Kirchenvater 4: Tertullian

Tertullian wurde um 150 geboren, wurde Rechtsanwalt und trat mit ca. 30 Jahren zum Christentum über. Er stand einer ethisch strengen Strömung, dem Montanismus, nahe. In seinen Schriften wendet er sich gegen viele Gruppen, so gegen gnostische Strömungen wie gegen Angriffe der Heiden, entsprechend verfasste auch er eine Verteidigung des Christentums – und all das auf lateinisch. Das bedeutet, dass in der Kirche nicht mehr nur die Gebildeten im Fokus standen, sondern auch der normal lesende Mensch. Und weil Tertullian einer der ersten war, der den christlichen Glauben auf lateinisch in seinen Schriften durchdrang, hat er viele Worte und Formeln geprägt, die dann in der weiteren Kirchengeschichte ihre Wirkung entfalten konnten.

Tertullian hat ein Wort des Paulus noch einmal auf den Punkt gebracht. Paulus sagte, dass der Glaube an den hingerichteten und auferstandenen Jesus Christus für Nichtglaubende eine Dummheit ist (1. Korintherbrief 1-3). Tertullian sagt: Das Handeln Gottes in Jesus in Tod und Auferstehung sei glaubhaft, weil es absurd ist („credo, quia absurdum“ (Ich glaube, weil es absurd ist). Tertullian war als Anwalt rhetorisch geschult – und das erkennt man an seinem präzisen Stil, der zum Teil auch rhetorisch emotional und polemisch sein kann. Er, wie andere vor und nach ihm, haben viel dazu beigetragen, den christlichen Glauben, der in der ganz normalen Alltagssprache verbreitet worden ist, gedanklich zu präzisieren, sprachlich philosophisch genauer auszusprechen. Damit konnte dann auch immer stärker die gebildete Schicht angesprochen werden.
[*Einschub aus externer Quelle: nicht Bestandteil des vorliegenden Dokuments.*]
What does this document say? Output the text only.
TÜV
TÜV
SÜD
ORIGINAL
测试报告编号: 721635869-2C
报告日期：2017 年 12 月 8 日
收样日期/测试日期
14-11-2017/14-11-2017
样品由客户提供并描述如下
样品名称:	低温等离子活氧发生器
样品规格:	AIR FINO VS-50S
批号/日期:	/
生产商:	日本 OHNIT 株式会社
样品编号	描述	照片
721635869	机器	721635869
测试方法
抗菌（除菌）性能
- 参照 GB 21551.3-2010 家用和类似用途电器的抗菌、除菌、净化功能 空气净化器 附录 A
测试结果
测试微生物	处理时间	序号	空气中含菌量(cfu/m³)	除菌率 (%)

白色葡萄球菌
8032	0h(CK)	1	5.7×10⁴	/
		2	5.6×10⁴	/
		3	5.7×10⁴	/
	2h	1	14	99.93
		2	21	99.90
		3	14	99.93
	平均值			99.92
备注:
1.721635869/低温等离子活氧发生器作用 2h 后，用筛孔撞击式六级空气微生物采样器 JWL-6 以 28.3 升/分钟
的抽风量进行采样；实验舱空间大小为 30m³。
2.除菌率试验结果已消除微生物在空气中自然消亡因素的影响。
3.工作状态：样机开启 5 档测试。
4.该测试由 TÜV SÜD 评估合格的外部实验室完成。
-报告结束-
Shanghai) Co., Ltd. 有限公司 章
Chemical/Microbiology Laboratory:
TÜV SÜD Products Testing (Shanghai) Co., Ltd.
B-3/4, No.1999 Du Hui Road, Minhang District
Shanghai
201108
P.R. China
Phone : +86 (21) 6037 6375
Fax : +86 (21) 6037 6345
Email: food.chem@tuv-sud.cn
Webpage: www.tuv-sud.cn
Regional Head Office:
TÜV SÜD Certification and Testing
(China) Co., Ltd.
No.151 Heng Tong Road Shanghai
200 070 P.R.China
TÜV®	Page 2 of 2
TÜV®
Den Grund für seine Schriften nennt er zum Beispiel mit Blick auf die Christenverfolgungen: „Die Wahrheit sucht nicht, ihre Lage durch Bitten zu ändern. Sie wundert sich auch gar nicht über ihr Schicksal. Sie weiß, dass sie auf Erden nicht zu Hause ist und unter einem Volk, das ihr fremd ist, bald genug auf Feinde stoßen muss… Vorläufig verlangt sie nur eins: man soll sie kennenlernen, ehe man sie verurteilt.“ Und eben, dass die Heiden sie kennenlernen, das war ein Ziel seiner Schriften. Er konnte auch sehr polemisch sein: „Aber nur zu, ihr prächtigen Männer der Regierung, macht euch nur beim Volk beliebt, indem ihr ihm Christen schlachtet! Quält, foltert, verurteilt, vertilgt uns – euer Unrecht ist der beste Beweis unserer Unschuld… Und doch: die ausgeklügelste Grausamkeit nützt euch gar nichts. Ihr macht nur Reklame für unsere Vereinigung.“ Und dann fällt der berühmte Satz: „Ein Same ist das Blut der Christen“. In Tertullian wird auch das Selbstbewusstsein der verfolgten Christen deutlich. Ihr verurteilt uns? Gott spricht uns frei. Damit greift er das noch einmal auf, was auch in neutestamentlichen Schriften vorhanden ist – aber eben sprachlich präziser neu formuliert. Nicht nur das: Deutlich wird: Der Staat hat nur Autorität, wenn er im Sinne des christlichen Glaubens handelt. Man muss Gott mehr gehorchen als dem Staat – und damit ist der Beginn auch der massiven Auseinandersetzung zwischen Staat und Kirche gekennzeichnet, der sich durchs Mittelalter bis in die Gegenwart durchzieht. Und von diesen Erfahrungen der Verfolgungen her gesehen, ist auch sein Rigorismus zu verstehen, seine Abgrenzung des christlichen Glaubens von allem, was die Welt ausmacht, auch von der Philosophie. Und die Gnosis, die er bekämpft, ist eben nichts anderes als die Aufweichung der christlichen Lehre mit Zeitgeistphilosophien.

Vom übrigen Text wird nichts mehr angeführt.